Memorial plaque is an opportunity to “honour” Matthew Shepard, says GoFundMe

“We now have the opportunity to add a second historic bronze plaque to the chapel—honoring Matthew Shepard,” the GoFundMe page reads.

“For decades to come, this will be a reverent site that resonates with meaning and memory for all, including LGBTQ Americans.”

Shepard’s remains were interred in a crypt near to the chapel on October 26.

Matthew Shepard’s murder led to LGBT+ hate crime laws in the US

Shepard, whose murder in 1998 paved the way for LGBT+ hate crime legislation in the US, was buried following a service in front of more than 2,000 people.

It took over two decades to find a secure resting place for Shepard, whose parents feared his grave would be vandalised.

Around 200 people are interred in the Cathedral, including deaf-blind activist Keller and former US president Woodrow Wilson.

The thanksgiving and remembrance service in Washington DC was led by the retired reverend Gene Robinson, the first openly gay priest to become a bishop in the Episcopal Church.

Robinson carried an urn containing Shepard’s ashes down the aisle in a candlelit procession, followed by Shepard’s parents Judy and Dennis.

Dennis Shepard, who spoke at a ceremony before his son Matthew Shepard was laid to rest

Dennis Shepard speaks at the ceremony before his son is laid to rest. (Reuters)

Shepard’s father, Dennis Shepard, spoke at the ceremony.

“It is so important we now have a home for Matt,” he said. “A home that others can visit. A home that is safe from haters.”

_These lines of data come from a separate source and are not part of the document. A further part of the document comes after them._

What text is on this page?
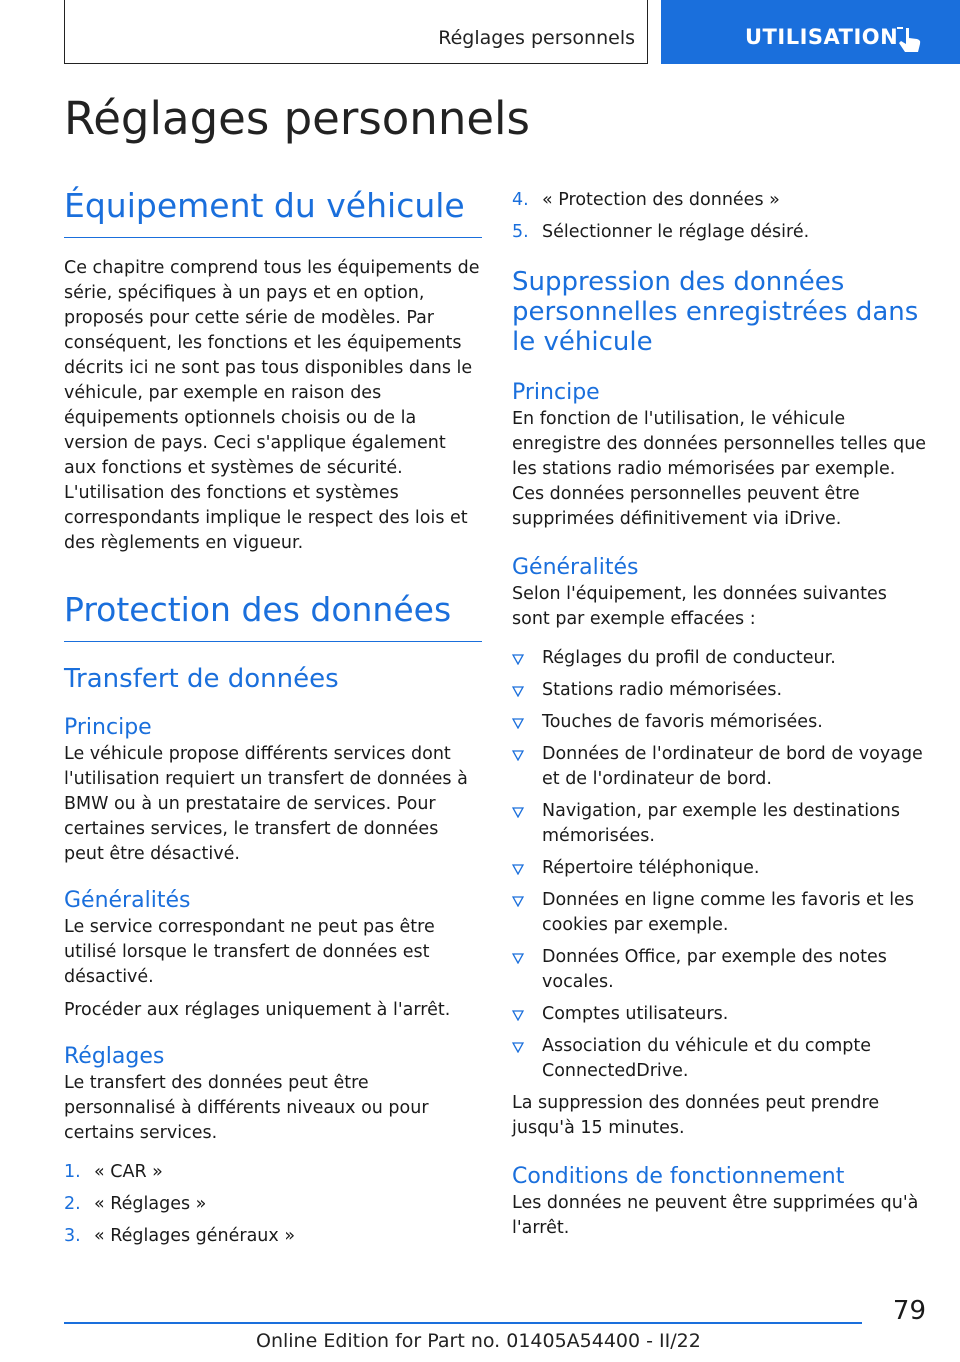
Réglages personnels	UTILISATION
Réglages personnels
Équipement du véhicule

Ce chapitre comprend tous les équipements de série, spécifiques à un pays et en option, proposés pour cette série de modèles. Par conséquent, les fonctions et les équipements décrits ici ne sont pas tous disponibles dans le véhicule, par exemple en raison des équipements optionnels choisis ou de la version de pays. Ceci s'applique également aux fonctions et systèmes de sécurité. L'utilisation des fonctions et systèmes correspondants implique le respect des lois et des règlements en vigueur.

Protection des données
Transfert de données
Principe

Le véhicule propose différents services dont l'utilisation requiert un transfert de données à BMW ou à un prestataire de services. Pour certaines services, le transfert de données peut être désactivé.

Généralités

Le service correspondant ne peut pas être utilisé lorsque le transfert de données est désactivé.

Procéder aux réglages uniquement à l'arrêt.

Réglages

Le transfert des données peut être personnalisé à différents niveaux ou pour certains services.

1. « CAR »
2. « Réglages »
3. « Réglages généraux »
4. « Protection des données »
5. Sélectionner le réglage désiré.
Suppression des données personnelles enregistrées dans le véhicule
Principe

En fonction de l'utilisation, le véhicule enregistre des données personnelles telles que les stations radio mémorisées par exemple. Ces données personnelles peuvent être supprimées définitivement via iDrive.

Généralités

Selon l'équipement, les données suivantes sont par exemple effacées :

Réglages du profil de conducteur.
Stations radio mémorisées.
Touches de favoris mémorisées.
Données de l'ordinateur de bord de voyage et de l'ordinateur de bord.
Navigation, par exemple les destinations mémorisées.
Répertoire téléphonique.
Données en ligne comme les favoris et les cookies par exemple.
Données Office, par exemple des notes vocales.
Comptes utilisateurs.
Association du véhicule et du compte ConnectedDrive.

La suppression des données peut prendre jusqu'à 15 minutes.

Conditions de fonctionnement

Les données ne peuvent être supprimées qu'à l'arrêt.

79
Online Edition for Part no. 01405A54400 - II/22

He added: “Matt was blind, just like this beautiful house of worship.

“He did not see skin colour. He did not see religion. He did not see sex orientation. All he saw was a chance to have another friend.”

Shepard’s parents, Dennis and Judy Shepard, became LGBT+ activists after their son’s death, starting the Matthew Shepard Foundation in 1998 to lobby for hate crime legislation to be extended to include acts against LGBT+ people.

Shepard was beaten, tortured and murdered in Laramie, Wyoming on October 12 1998, at the age of 21.

His death brought national attention to anti-LGBT+ discrimination and eventually led to the 2009 Matthew Shepard Act, which broadened federal hate crime legislation to include sexual orientation and gender identity.